Add wireguardex to your dependencies:

def deps do
  [
    {:wireguardex, "~> 0.3"}
  ]
end

Then you can just use wireguardex to manage your wireguard interfaces:

# Imports for cleanliness
import Wireguardex.DeviceConfigBuilder
import Wireguardex.PeerConfigBuilder
import Wireguardex, only: [set_device: 2]

interface_name = "wg0"
private_key = Wireguardex.generate_private_key()
{:ok, public_key} = Wireguardex.get_public_key(private_key)
listen_port = 58210
fwmark = 1234

:ok =
  device_config() # <-- Start configuring the devices
  # Here we set configuration for the device
  |> private_key(private_key)
  |> public_key(public_key)
  |> listen_port(listen_port)
  |> fwmark(fwmark)
  |> set_device(interface_name) # <-- This actually creates the interface

After creation you could also add peers:

# Create a peer
peer =
  peer_config()
  |> public_key(public_key)
  |> preshared_key(Wireguardex.generate_preshared_key())
  |> endpoint("127.0.0.1:1234")
  |> persistent_keepalive_interval(30)
  |> allowed_ips(["255.0.0.0/24", "127.0.0.0/16"])

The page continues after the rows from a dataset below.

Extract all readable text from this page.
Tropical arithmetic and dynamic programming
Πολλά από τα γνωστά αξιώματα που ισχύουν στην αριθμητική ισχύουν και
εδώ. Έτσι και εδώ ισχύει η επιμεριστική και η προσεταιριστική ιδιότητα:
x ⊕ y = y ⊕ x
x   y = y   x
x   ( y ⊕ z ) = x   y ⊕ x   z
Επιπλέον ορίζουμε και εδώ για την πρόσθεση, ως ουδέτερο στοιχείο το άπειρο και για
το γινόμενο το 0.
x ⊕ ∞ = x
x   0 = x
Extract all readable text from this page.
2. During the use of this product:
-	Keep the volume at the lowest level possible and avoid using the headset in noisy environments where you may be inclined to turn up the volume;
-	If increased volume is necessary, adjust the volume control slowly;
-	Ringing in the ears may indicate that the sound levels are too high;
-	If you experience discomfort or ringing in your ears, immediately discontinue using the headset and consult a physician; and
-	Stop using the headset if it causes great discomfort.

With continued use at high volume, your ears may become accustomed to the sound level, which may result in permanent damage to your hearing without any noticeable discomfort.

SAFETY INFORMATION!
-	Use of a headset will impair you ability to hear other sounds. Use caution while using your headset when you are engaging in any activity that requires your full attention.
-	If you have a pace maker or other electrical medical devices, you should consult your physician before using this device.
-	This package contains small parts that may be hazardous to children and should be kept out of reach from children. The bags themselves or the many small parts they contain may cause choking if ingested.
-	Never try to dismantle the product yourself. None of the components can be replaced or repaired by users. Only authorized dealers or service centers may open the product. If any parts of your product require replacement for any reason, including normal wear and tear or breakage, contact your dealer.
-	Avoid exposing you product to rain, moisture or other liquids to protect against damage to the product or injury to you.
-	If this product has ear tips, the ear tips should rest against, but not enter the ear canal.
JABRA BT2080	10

# Add peer to existing device
:ok = Wireguardex.add_peer(interface_name, peer)

And easily remove it afterwards using its public key:

:ok = Wireguardex.remove_peer(interface_name, public_key)

To get information on an existing device:

{:ok, device} = Wireguardex.get_device(interface_name)

Finally to delete a device:

:ok = Wireguardex.delete_device(interface_name)

Installation

The package can be installed by adding wireguardex to your list of dependencies in mix.exs:

def deps do
  [
    {:wireguardex, "~> 0.3"}
  ]
end

Wireguardex will try to download a precompiled NIF library. If you want to compile your own NIF, you'll need to have Rust installed. The common option is to use Rustup.

To force compilation you can set the environment variable WIREGUARDNIF_BUILD to true or 1. Or you can set the application env to force the NIF to compile:

config :rustler_precompiled, :force_build, wireguardex: true

Note about privileges

This library creates and modifies network interfaces. If you'd like to run this library as a non-root user, we recommend adding the CAP_NET_ADMIN Linux capability to the Erlang VM executable:

sudo setcap 'cap_net_admin+eip' <erlang_installation_path>/bin/beam.smp

If you're using asdf-vm to manage dependencies you can do:

sudo setcap 'cap_net_admin+eip' $(ls -1 `asdf where erlang 24.3.4`/erts-*/bin/beam.smp)

This can be handy for development and testing purposes.

Note: This will also give CAP_NET_ADMIN to any other Erlang programs using this beam.smp executable. If this is undesired, consider using a dedicated Erlang installation or beam.smp executable for this library.

Features

• Manage WireGuard interfaces
• Doesn't require a WireGuard installation

Tests

Running the tests in this library will also require a Rust installation, as the NIF is compiled locally before running the tests.

Follow these instructions to install Rust.

Then you can run mix test as long as you have the user privileges to create interfaces.

Pre-commit

We use pre-commit to catch any static analysis issues before code is committed. Install with Homebrew: brew install pre-commit or pip: pip install pre-commit.

Acknowledgments

"WireGuard" and the "WireGuard" logo are registered trademarks of Jason A. Donenfeld.